Mimic 3: local neural text to speech engine

Mimic 3 is a neural text to speech (TTS) engine that can run locally on low-end hardware, and you can use it with the command line or with a web interface.

Requirements
- Software
- Hardware
Installation
Usage

Requirements

Software

Python 3.7+.
python3-pip (python-pip on Arch Linux).
virtualenv Python package (pip install virtualenv).
libespeak-ng1 (espeak-ng on Arch Linux).
Git.

Hardware

Mimic 3 can run on x86_64 (amd64) and ARM (arm64 and armv7l). A dedicated GPU is not required (I can use it on a laptop with Intel integrated graphics).

Installation

Clone the repository:

git clone https://github.com/MycroftAI/mimic3

Change directory to the downloaded repo:
```
cd mimic3
```
Run install.sh:
```
./install.sh
```

Mimic 3 can be installed in more ways. Check the official documentation.

Usage

Virtual environment

Mimic 3 is installed inside a virtual environment, so in order to use it, you need to enter into that environment:

source .venv/bin/activate

When you want to exit from the environment, run deactivate.

mimic3-server

A small HTTP server is available with a simple web interface. Enable it by running:

mimic3-server

Then, go to http://localhost:59125.

You can select the language and one of the available voices. Press Speak to process the text and listen the result. You can download the audio (WAV) by clicking on the three-dot button on the right.

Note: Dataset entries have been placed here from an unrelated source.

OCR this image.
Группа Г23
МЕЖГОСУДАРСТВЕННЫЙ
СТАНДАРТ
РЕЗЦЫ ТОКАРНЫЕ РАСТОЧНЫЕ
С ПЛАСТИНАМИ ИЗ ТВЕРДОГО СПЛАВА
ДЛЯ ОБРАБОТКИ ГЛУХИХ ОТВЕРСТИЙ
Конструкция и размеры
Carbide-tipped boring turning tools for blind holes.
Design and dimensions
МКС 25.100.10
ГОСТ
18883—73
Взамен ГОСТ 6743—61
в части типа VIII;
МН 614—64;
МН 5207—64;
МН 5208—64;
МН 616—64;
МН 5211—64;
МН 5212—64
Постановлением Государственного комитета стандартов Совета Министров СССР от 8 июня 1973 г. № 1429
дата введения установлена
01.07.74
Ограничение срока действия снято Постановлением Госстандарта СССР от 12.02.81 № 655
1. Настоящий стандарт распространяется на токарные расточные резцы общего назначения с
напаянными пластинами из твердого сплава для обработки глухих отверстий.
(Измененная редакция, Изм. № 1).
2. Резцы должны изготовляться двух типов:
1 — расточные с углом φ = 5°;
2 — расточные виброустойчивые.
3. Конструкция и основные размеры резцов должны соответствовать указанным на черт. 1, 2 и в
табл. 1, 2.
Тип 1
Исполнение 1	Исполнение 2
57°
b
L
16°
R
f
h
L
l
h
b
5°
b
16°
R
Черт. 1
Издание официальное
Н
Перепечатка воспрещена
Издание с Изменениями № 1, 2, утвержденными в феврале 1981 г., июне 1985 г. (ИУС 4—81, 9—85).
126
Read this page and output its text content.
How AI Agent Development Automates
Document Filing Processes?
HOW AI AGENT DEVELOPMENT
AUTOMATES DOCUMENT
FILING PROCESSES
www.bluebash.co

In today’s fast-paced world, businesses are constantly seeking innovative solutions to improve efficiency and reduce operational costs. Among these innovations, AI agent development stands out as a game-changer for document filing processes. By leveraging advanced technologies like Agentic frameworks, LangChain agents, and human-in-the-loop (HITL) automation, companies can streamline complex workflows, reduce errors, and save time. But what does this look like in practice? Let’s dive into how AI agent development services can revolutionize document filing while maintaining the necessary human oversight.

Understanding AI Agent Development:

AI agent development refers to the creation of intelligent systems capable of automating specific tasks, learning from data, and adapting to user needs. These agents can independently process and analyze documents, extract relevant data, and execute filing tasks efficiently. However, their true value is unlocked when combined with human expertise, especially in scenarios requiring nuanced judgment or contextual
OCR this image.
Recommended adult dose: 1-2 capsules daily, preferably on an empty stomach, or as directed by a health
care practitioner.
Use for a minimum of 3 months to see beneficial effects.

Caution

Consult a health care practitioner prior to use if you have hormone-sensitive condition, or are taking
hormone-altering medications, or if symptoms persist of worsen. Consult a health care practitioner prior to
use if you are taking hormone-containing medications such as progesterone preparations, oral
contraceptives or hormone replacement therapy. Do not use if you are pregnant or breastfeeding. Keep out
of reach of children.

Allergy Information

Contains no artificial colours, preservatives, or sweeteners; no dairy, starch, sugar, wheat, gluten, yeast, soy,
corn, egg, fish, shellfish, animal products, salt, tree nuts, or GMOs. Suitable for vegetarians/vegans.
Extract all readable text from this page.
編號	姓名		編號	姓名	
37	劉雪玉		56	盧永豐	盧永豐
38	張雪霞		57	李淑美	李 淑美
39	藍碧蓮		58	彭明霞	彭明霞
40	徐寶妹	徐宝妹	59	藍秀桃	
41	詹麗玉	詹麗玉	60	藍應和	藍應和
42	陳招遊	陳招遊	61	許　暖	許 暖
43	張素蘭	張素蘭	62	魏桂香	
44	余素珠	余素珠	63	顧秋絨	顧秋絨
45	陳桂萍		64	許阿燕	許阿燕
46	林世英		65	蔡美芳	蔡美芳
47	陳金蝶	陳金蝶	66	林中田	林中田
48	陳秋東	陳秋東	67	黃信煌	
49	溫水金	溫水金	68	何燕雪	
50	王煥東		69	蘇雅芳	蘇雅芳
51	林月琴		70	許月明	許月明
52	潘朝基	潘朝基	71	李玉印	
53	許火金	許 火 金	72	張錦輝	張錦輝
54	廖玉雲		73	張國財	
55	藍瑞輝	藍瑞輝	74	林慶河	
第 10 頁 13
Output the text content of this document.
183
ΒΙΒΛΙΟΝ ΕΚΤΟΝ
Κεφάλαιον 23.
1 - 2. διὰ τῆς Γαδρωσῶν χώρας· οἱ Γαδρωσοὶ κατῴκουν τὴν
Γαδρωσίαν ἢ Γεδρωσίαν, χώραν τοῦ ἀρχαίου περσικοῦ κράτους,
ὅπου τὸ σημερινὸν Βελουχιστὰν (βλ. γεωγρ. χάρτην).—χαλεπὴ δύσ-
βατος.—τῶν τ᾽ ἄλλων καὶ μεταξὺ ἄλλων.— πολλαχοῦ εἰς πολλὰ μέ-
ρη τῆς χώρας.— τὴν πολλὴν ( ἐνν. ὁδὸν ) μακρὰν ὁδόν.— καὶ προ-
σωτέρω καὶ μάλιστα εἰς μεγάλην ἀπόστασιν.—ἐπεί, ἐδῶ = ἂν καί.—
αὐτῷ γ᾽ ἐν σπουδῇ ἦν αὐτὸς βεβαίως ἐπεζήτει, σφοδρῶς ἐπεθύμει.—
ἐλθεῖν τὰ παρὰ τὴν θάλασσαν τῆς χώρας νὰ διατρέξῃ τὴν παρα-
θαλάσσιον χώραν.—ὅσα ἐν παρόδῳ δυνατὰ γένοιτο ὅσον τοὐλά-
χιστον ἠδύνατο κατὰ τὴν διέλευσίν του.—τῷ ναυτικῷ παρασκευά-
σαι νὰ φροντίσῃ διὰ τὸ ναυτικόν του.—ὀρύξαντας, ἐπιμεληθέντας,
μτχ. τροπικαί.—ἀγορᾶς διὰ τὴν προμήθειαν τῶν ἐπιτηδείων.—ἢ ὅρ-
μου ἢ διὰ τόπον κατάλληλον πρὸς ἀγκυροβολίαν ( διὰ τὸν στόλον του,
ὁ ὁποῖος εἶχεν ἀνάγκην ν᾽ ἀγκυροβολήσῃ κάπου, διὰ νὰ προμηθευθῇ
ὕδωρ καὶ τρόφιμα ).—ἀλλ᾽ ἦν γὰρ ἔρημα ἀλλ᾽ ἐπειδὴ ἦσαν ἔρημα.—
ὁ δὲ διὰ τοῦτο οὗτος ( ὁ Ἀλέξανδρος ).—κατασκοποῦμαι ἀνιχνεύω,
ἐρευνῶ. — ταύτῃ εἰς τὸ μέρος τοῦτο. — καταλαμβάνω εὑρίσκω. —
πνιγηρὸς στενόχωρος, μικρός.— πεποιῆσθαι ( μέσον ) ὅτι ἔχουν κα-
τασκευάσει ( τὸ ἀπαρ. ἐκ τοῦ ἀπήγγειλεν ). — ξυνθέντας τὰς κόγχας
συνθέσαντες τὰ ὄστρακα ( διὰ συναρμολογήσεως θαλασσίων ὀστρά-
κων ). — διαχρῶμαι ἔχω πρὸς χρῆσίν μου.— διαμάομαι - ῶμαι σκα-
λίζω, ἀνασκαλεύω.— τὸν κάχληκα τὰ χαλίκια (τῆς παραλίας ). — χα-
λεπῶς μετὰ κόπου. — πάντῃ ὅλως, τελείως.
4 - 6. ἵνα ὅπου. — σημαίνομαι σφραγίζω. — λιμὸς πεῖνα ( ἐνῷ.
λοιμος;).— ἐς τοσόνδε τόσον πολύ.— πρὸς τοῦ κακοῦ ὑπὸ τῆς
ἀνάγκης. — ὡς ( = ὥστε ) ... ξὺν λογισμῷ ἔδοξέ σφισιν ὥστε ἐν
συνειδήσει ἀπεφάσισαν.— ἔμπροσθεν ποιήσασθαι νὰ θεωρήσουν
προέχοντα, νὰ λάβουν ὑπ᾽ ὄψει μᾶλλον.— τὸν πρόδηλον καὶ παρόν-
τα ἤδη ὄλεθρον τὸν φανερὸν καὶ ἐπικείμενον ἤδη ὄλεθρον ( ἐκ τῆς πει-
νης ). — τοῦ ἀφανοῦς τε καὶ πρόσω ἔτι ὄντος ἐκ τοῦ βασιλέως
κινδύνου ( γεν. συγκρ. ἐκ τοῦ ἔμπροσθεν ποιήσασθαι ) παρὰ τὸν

Click on Advanced settings to change some engine parameters.

mimic3 CLI tool

Mimic 3 can also be used in a Terminal. Although the server application (mimic3-server) is not required, it’s recommended because the processing is faster (voices are only downloaded once). You can run mimic3-server on the background (mimic3-server &) to not use another Terminal tab (and enter the virtual environment again) for the CLI tool.

The command syntax is very simple:

mimic3 --remote --voice <voice> "Some text" > output.wav

--remote is only needed when you are running the server (on localhost). If the server is running on another server, add the server IP after --remote.
Output files are always WAV files.

Run mimic3 --voices for a list of available voices. For example, to use a spanish voice:

mimic3 --voice es_ES/carlfm_low "Texto en español" > tts.wav

When several speakers are available for each voice, add --speaker <name or number> (if not used, the first voice is selected):

mimic3 --remote --voice es_ES/m-ailabs_low --speaker karen_savage "Prueba de texto" > output.wav

Other available parameters are:

--play-program <program>: play the resulting audio with <program>. For example, to play the audio with play (from sox package), add --play-program play. Do not redirect the output to a file (> out.wav) or use the --output-dir parameter because you won’t hear anything.
--output-dir <DIR>: specify an output directory (e.g.: --output-dir ~/Music/). It’s the same as redirecting the output to <DIR>/<file> (> ~/Music/out.wav). Use it with --output-naming time to avoid naming the file as the input text.
--length-scale <number>: change the speaking rate (default 1, less than 1 for faster speak, more than 1 for slower speak). This is inverse to the Speaking rate option on the web interface.